Guten Abend ihr Lieben,
Lillith hat in ihrem Vorstellungspost geschrieben: „Ich weiß, dass wir alle Eins sind“
Das hat mich zum Nachdenken gebracht, und ich bin neugierig inwieweit diese Vorstellungen hier im Forum verbreitet ist.
Ich habe einmal ein paar Ansätze in der Abstufung zusammengefasst – kennt ihr diese, oder würde ihr das anders definieren, und wo würdet
ihr euch dabei einordnen?
A - Alles ist Eins
B - Alles ist Teil des selben Ganzen
C - Alles kommt vom selben Ursprung und strebt dahin zurück
D - Alles kommt vom selben Ursprung und ist untereinander verbunden, die Welt aber ist vielfältig
Wer wissen will, wo ich diese Abstufungen her habe, kann gerne den ganzen langen Erklärtext unten lesen. Ihr könnt es aber auch lassen (ich habe
versucht, mich kurz zu fassen… und habe versagt
)
Liebe Grüße
Ma'en
A
Die extremste Vorstellung von „Alles ist Eins“ kenne ich vom griechischen Philosophen Parmenides.
Leider kennen wir seine Philosophie eines extremen Monismus nur aus zweiter Hand, der Originaltext ist verloren, aber ich würde es in meinen Worten so
zusammenfassen:
„Alles ist Eins. Jede räumliche, zeitliche oder materielle Trennung ist Illusion.
Denn es gibt nur das Sein an sich, und alles Sein ist Eins, und alles Nichtsein gibt es nicht“
B
Nicht ganz so extrem ist die Vorstellung, die ich als Pantheismus bezeichnen würde (auch wenn dieser Begriff durchaus umstritten ist).
Wiederum in meinen eigenen Worten:
„Das Göttliche ist in Allem, und Alles ist Teil des Göttlichen.
Die Welt ist wesensgleich mit dem göttlichen Prinzip, alles ist Teil der selben einen Ganzheit“
Man findet pantheistische Ideen historisch z.B. im Advaita-Vedanta des Shankara (um 800 n.u.Z.), das die individuellen Seele „Atman“ mit
der Weltseele und dem allgöttlichen Prinzip „Brahman“ gleichsetzt.
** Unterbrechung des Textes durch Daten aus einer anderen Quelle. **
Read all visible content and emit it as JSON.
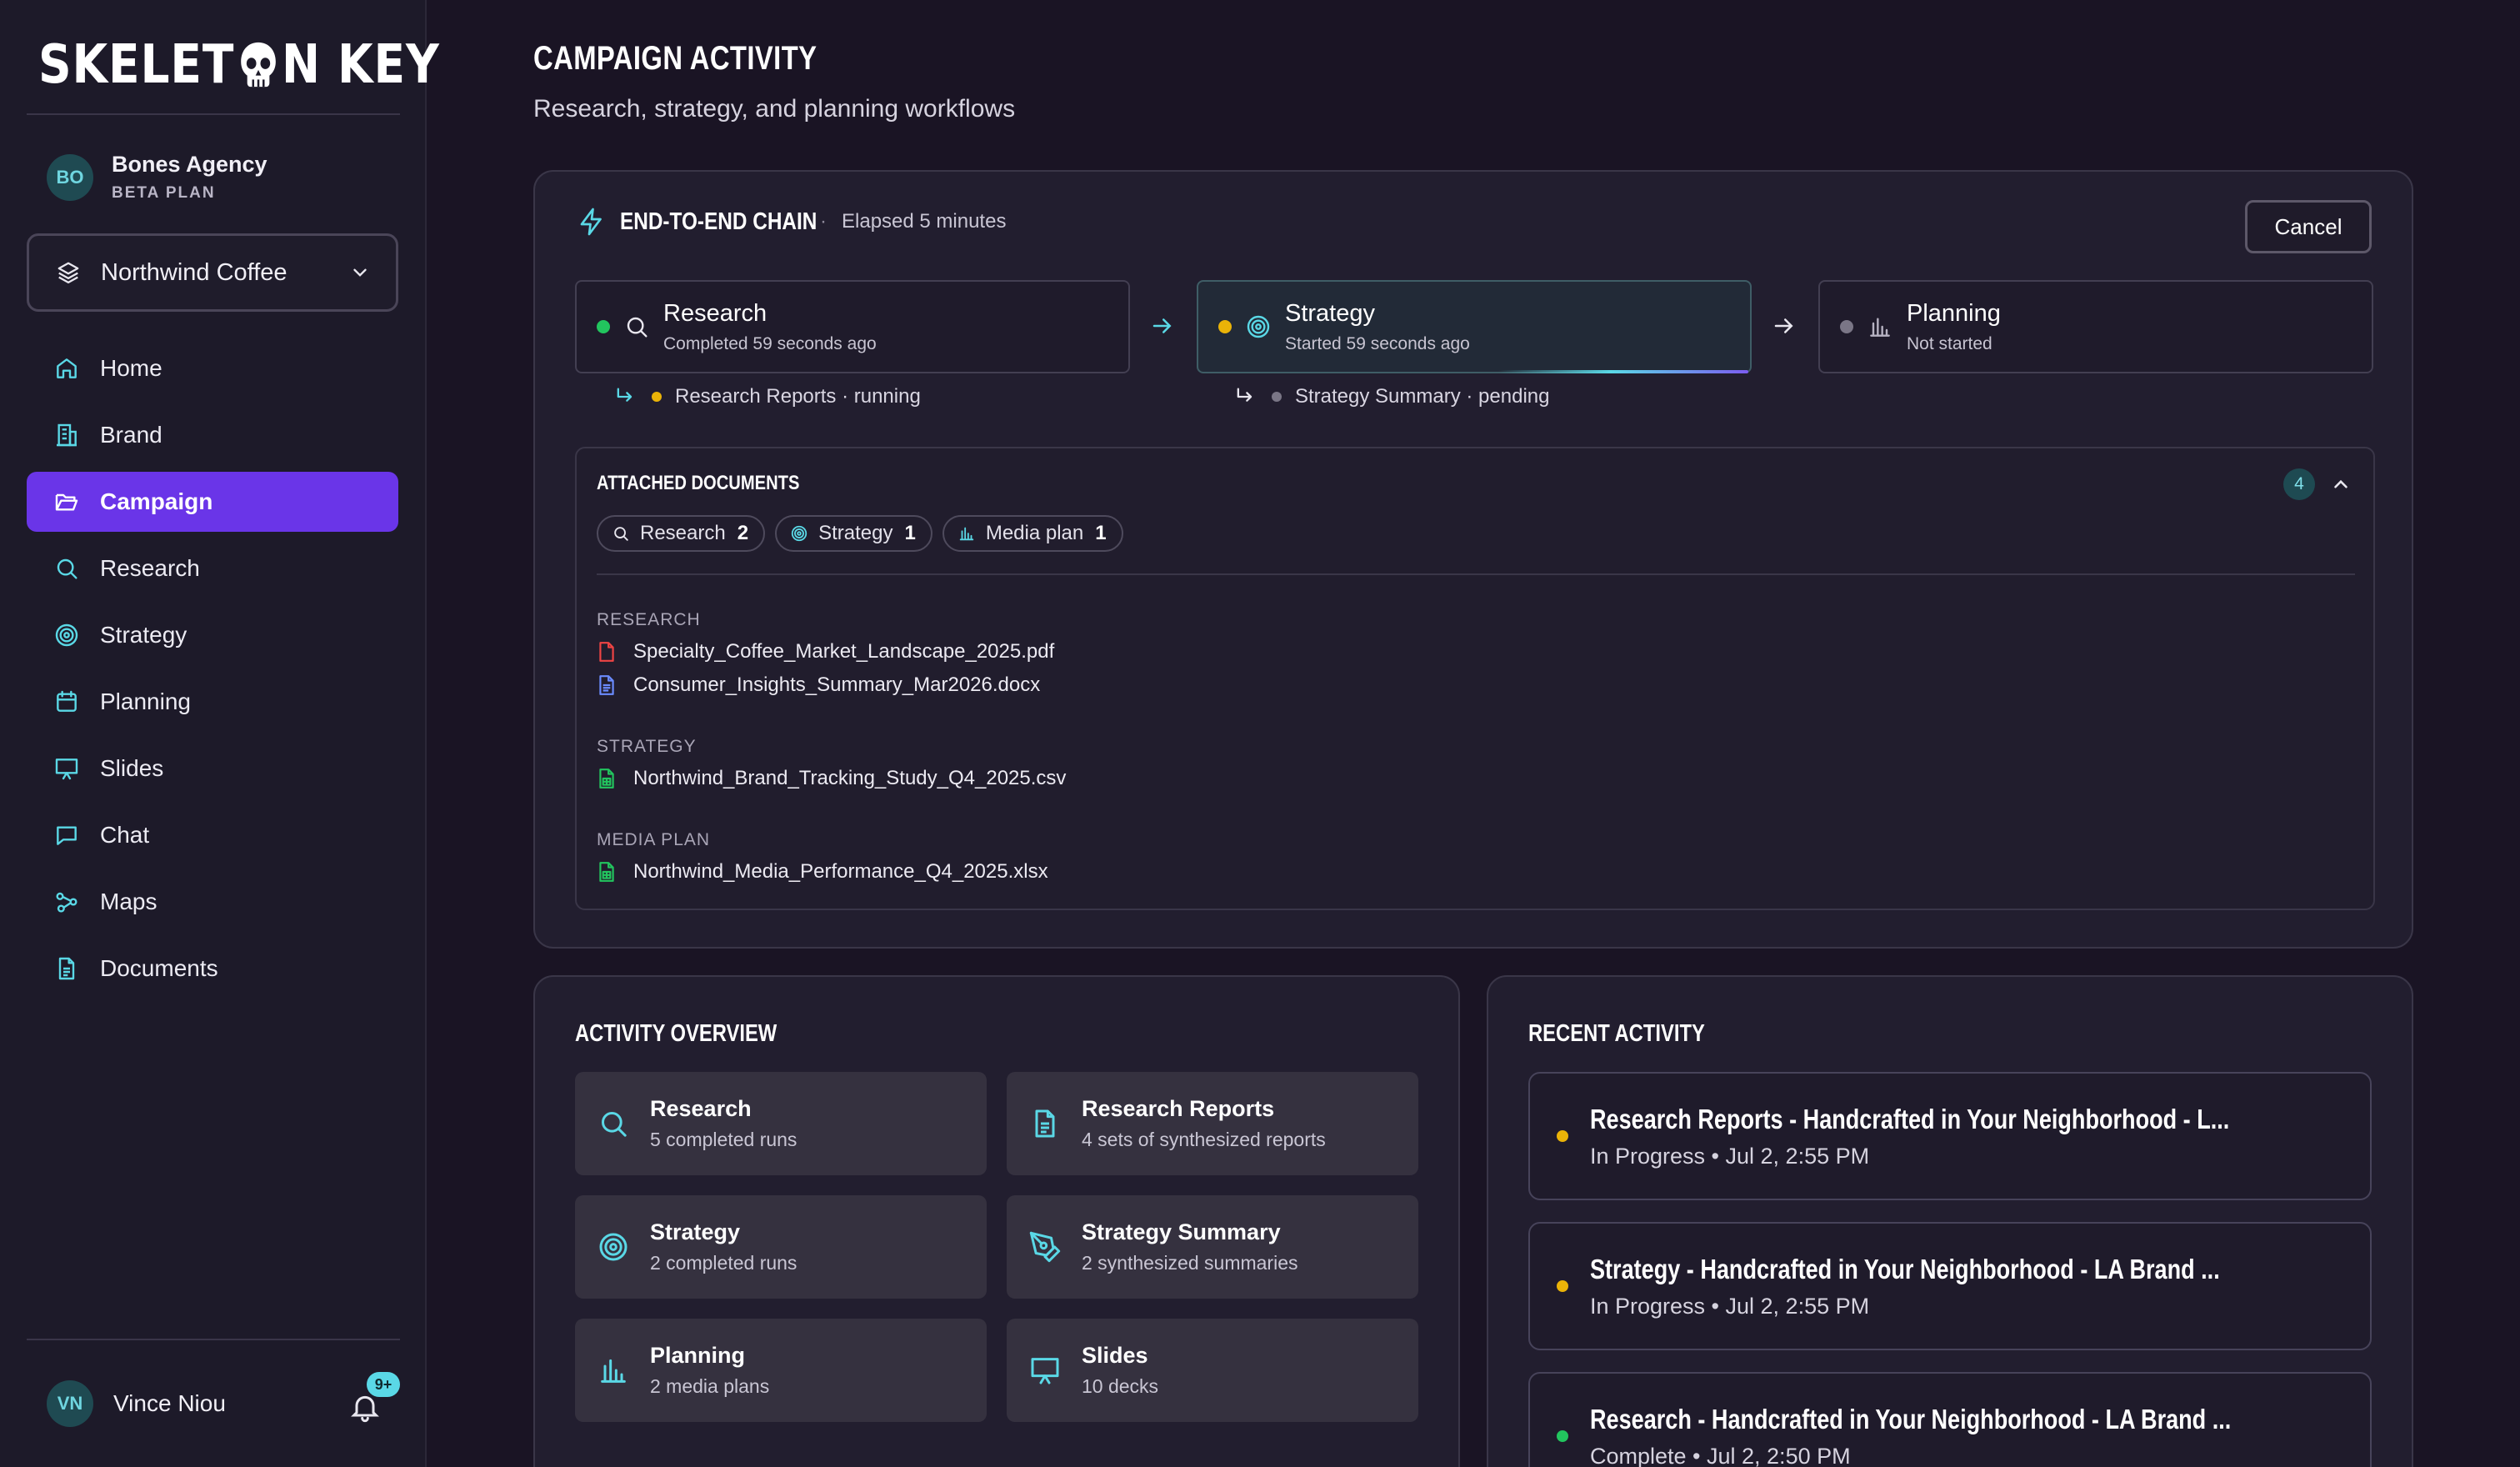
{
  "brand": {
    "logo_left": "SKELET",
    "logo_right": "N KEY"
  },
  "agency": {
    "initials": "BO",
    "name": "Bones Agency",
    "plan": "BETA PLAN"
  },
  "client_select": {
    "value": "Northwind Coffee"
  },
  "nav": [
    {
      "label": "Home",
      "icon": "home-icon"
    },
    {
      "label": "Brand",
      "icon": "building-icon"
    },
    {
      "label": "Campaign",
      "icon": "folder-open-icon",
      "active": true
    },
    {
      "label": "Research",
      "icon": "search-icon"
    },
    {
      "label": "Strategy",
      "icon": "target-icon"
    },
    {
      "label": "Planning",
      "icon": "calendar-icon"
    },
    {
      "label": "Slides",
      "icon": "presentation-icon"
    },
    {
      "label": "Chat",
      "icon": "chat-icon"
    },
    {
      "label": "Maps",
      "icon": "route-icon"
    },
    {
      "label": "Documents",
      "icon": "document-icon"
    }
  ],
  "user": {
    "initials": "VN",
    "name": "Vince Niou",
    "notifications": "9+"
  },
  "page": {
    "title": "CAMPAIGN ACTIVITY",
    "subtitle": "Research, strategy, and planning workflows"
  },
  "chain": {
    "title": "END-TO-END CHAIN",
    "separator": "·",
    "elapsed": "Elapsed 5 minutes",
    "cancel_label": "Cancel",
    "steps": [
      {
        "name": "Research",
        "status": "Completed 59 seconds ago",
        "dot_color": "#22c55e"
      },
      {
        "name": "Strategy",
        "status": "Started 59 seconds ago",
        "dot_color": "#eab308"
      },
      {
        "name": "Planning",
        "status": "Not started",
        "dot_color": "#7a7686"
      }
    ],
    "substeps": [
      {
        "text": "Research Reports · running",
        "dot_color": "#eab308"
      },
      {
        "text": "Strategy Summary · pending",
        "dot_color": "#7a7686"
      }
    ]
  },
  "documents": {
    "title": "ATTACHED DOCUMENTS",
    "count": "4",
    "chips": [
      {
        "label": "Research",
        "count": "2"
      },
      {
        "label": "Strategy",
        "count": "1"
      },
      {
        "label": "Media plan",
        "count": "1"
      }
    ],
    "groups": [
      {
        "label": "RESEARCH",
        "files": [
          "Specialty_Coffee_Market_Landscape_2025.pdf",
          "Consumer_Insights_Summary_Mar2026.docx"
        ]
      },
      {
        "label": "STRATEGY",
        "files": [
          "Northwind_Brand_Tracking_Study_Q4_2025.csv"
        ]
      },
      {
        "label": "MEDIA PLAN",
        "files": [
          "Northwind_Media_Performance_Q4_2025.xlsx"
        ]
      }
    ]
  },
  "overview": {
    "title": "ACTIVITY OVERVIEW",
    "cards": [
      {
        "name": "Research",
        "desc": "5 completed runs"
      },
      {
        "name": "Research Reports",
        "desc": "4 sets of synthesized reports"
      },
      {
        "name": "Strategy",
        "desc": "2 completed runs"
      },
      {
        "name": "Strategy Summary",
        "desc": "2 synthesized summaries"
      },
      {
        "name": "Planning",
        "desc": "2 media plans"
      },
      {
        "name": "Slides",
        "desc": "10 decks"
      }
    ]
  },
  "recent": {
    "title": "RECENT ACTIVITY",
    "items": [
      {
        "title": "Research Reports - Handcrafted in Your Neighborhood - L...",
        "meta": "In Progress • Jul 2, 2:55 PM",
        "dot_color": "#eab308"
      },
      {
        "title": "Strategy - Handcrafted in Your Neighborhood - LA Brand ...",
        "meta": "In Progress • Jul 2, 2:55 PM",
        "dot_color": "#eab308"
      },
      {
        "title": "Research - Handcrafted in Your Neighborhood - LA Brand ...",
        "meta": "Complete • Jul 2, 2:50 PM",
        "dot_color": "#22c55e"
      }
    ]
  },
  "colors": {
    "accent": "#6a35e8",
    "teal": "#5ad8e6",
    "background": "#1a1424"
  }
}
Leider kenne ich mich mit amerikanischen Religionen nicht gut aus, aber es gibt wohl ähnliche Ideen bei den Algonkin und im Wakan Tanka der
Sioux.
In Europa hat Giordiano Bruno mit der Idee einer allumfassenden Weltsubstanz den Pantheismus weiter entwickelt, was dann auch von Spinoza
und Leibniz in ähnlicher Weise aufgegriffen wurde.
Im europäischen philosophischen Pantheismus geht die Überlegung sogar hin zu einem Atheismus in dem Sinne: Wenn es gar keinen Unterschied
zwischen Geist und Materie gibt, weil eben alles eins ist, dann kann man die Idee eines transzendenten göttlichen Prinzips auch ganz
abschaffen. Dann ist das ganze Sein in, mit und aus seiner materiellen Substanz heraus erschaffen und miteinander verbunden.
C
“Der Ursprung alles Seins ist ein abstraktes, transzendentes All-Eines.
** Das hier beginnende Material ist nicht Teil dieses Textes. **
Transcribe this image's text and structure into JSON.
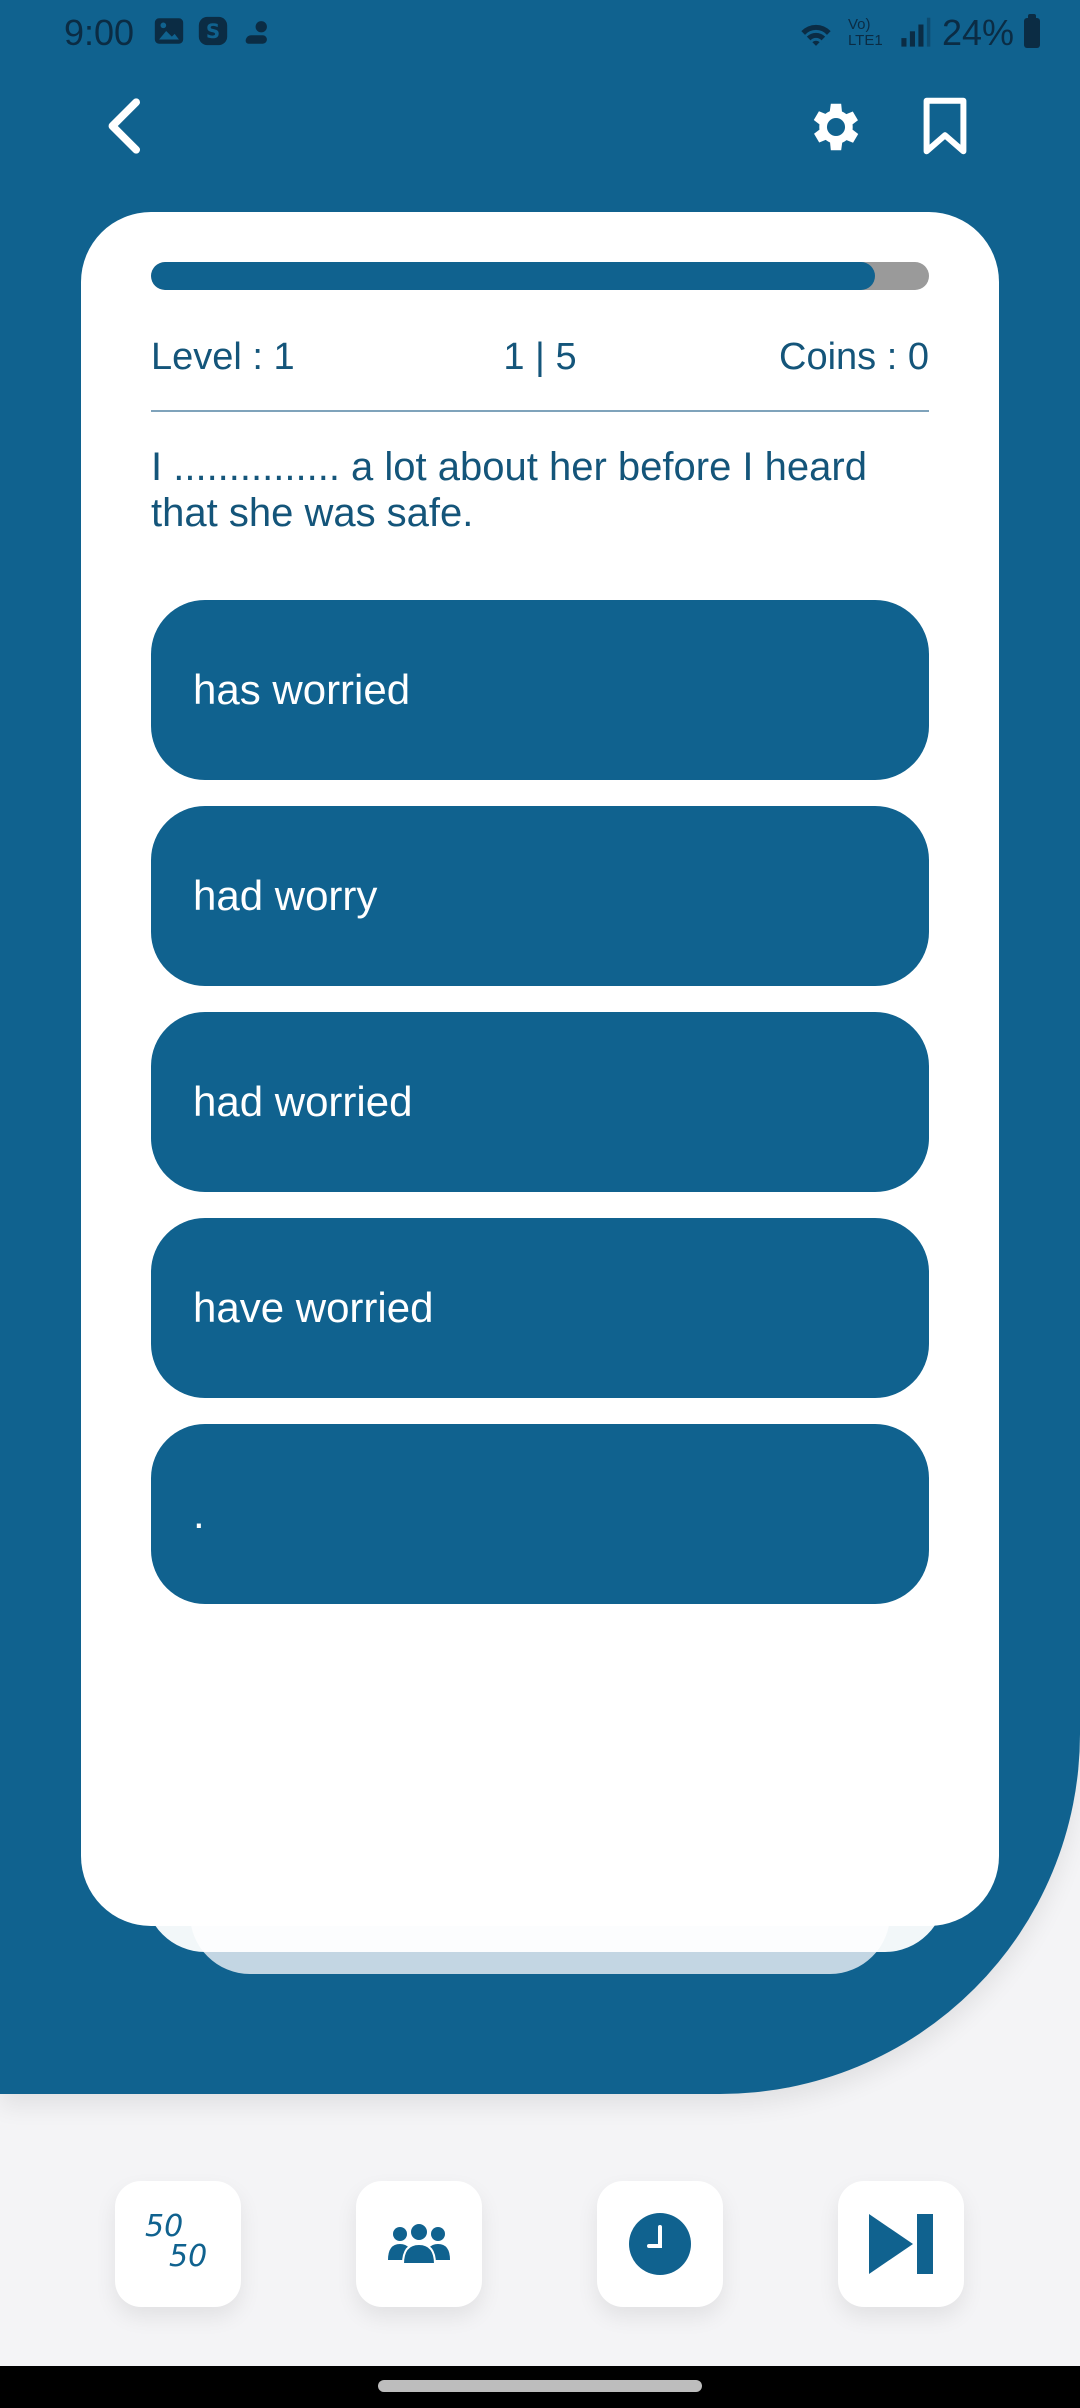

Es ist in sich unteilbar und vereint alles Potential des Schöpfung in sich”
So in etwa würde ich die Idee des To Hen aus der neuplatonischen Philosophie in meine Worte fassen, diese Lehre wurde von Plotinus und seinen
Schülern und Nachfolgern in der Spätantike entwickelt, wobei sie sich auf die noch älteren Lehren Platons berufen.
Das All-Eine ist hier das oberste Prinzip, aus ihm “entströmt” die Schöpfungskraft und wird in diversen Ebenen nach unten weitergereicht, wo sie sich teilt, ausdifferenziert, und schließlich in der untersten Weltebene der Materie ankommt.
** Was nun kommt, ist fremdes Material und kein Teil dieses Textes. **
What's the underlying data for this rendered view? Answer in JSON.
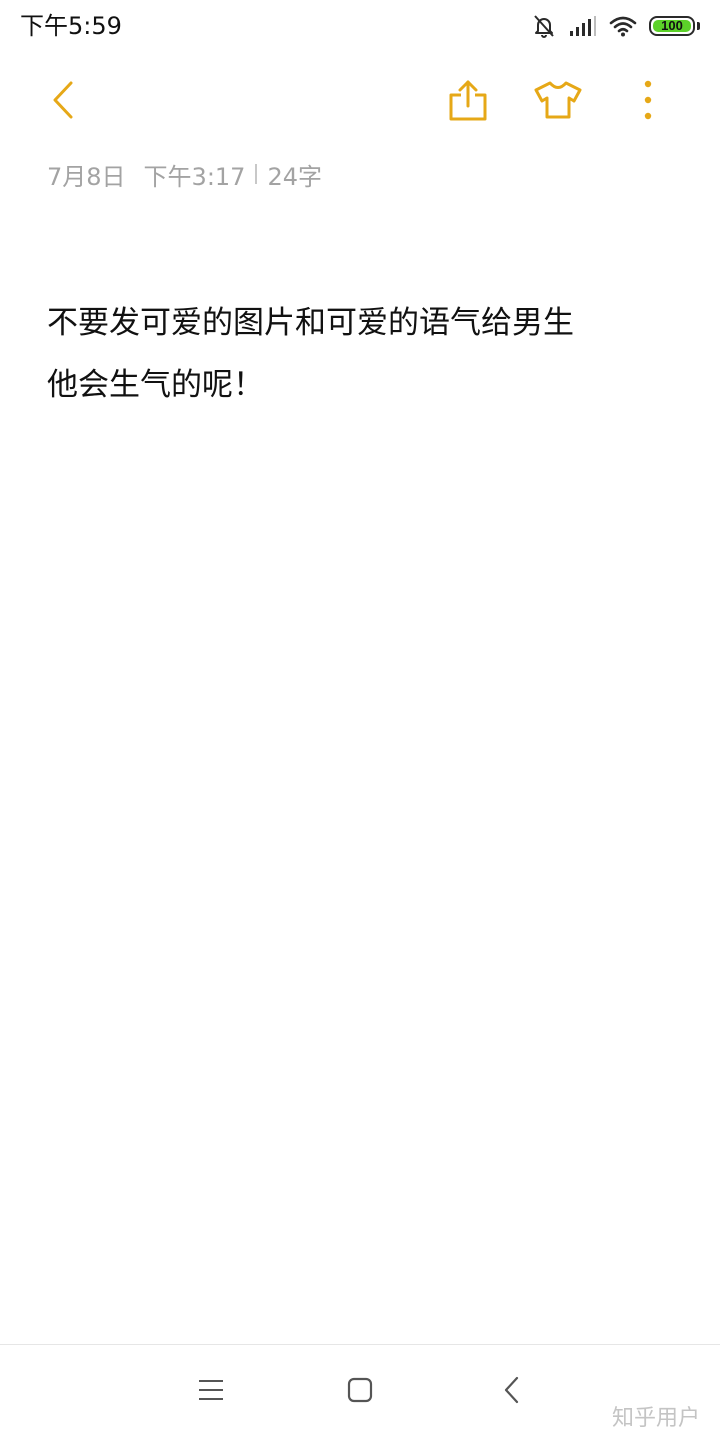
{
  "status_bar": {
    "time": "下午5:59",
    "battery_level": "100",
    "battery_fraction": 1.0,
    "battery_color": "#5cd229",
    "icons": [
      "mute-bell-icon",
      "cellular-signal-icon",
      "wifi-icon",
      "battery-icon"
    ]
  },
  "toolbar": {
    "accent_color": "#e6a817",
    "icons": [
      "back-arrow-icon",
      "share-icon",
      "theme-shirt-icon",
      "more-vertical-icon"
    ]
  },
  "note": {
    "date": "7月8日",
    "time": "下午3:17",
    "char_count": "24字",
    "lines": [
      "不要发可爱的图片和可爱的语气给男生",
      "他会生气的呢！"
    ]
  },
  "navigation": {
    "icons": [
      "menu-icon",
      "home-icon",
      "back-icon"
    ]
  },
  "watermark": "知乎用户"
}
Jede individuelle Seele behält aber eine Verbindung zu jenem All-Einen und strebt dorthin zurück: Heraus aus der Materie, die von manchen als böse und unvollkommen definiert wird, zurück nach oben zum ungeteilten, immateriellen, höheren Prinzip.
Ich finde, dass die Buddhistischen und Jainistischen Lehren hier eine gewisse Ähnlichkeit aufweisen, wenn man die Erleuchtung des Einzelnen und seine Befreiung aus dem materiellen Kreislauf der Reinkarnation betrachtet.
Und ähnliche Begriffe eines all-einen, obersten Schöpfungsprinzips findet man auch im hinduistischen Brahman oder im En Sof der Kabbala.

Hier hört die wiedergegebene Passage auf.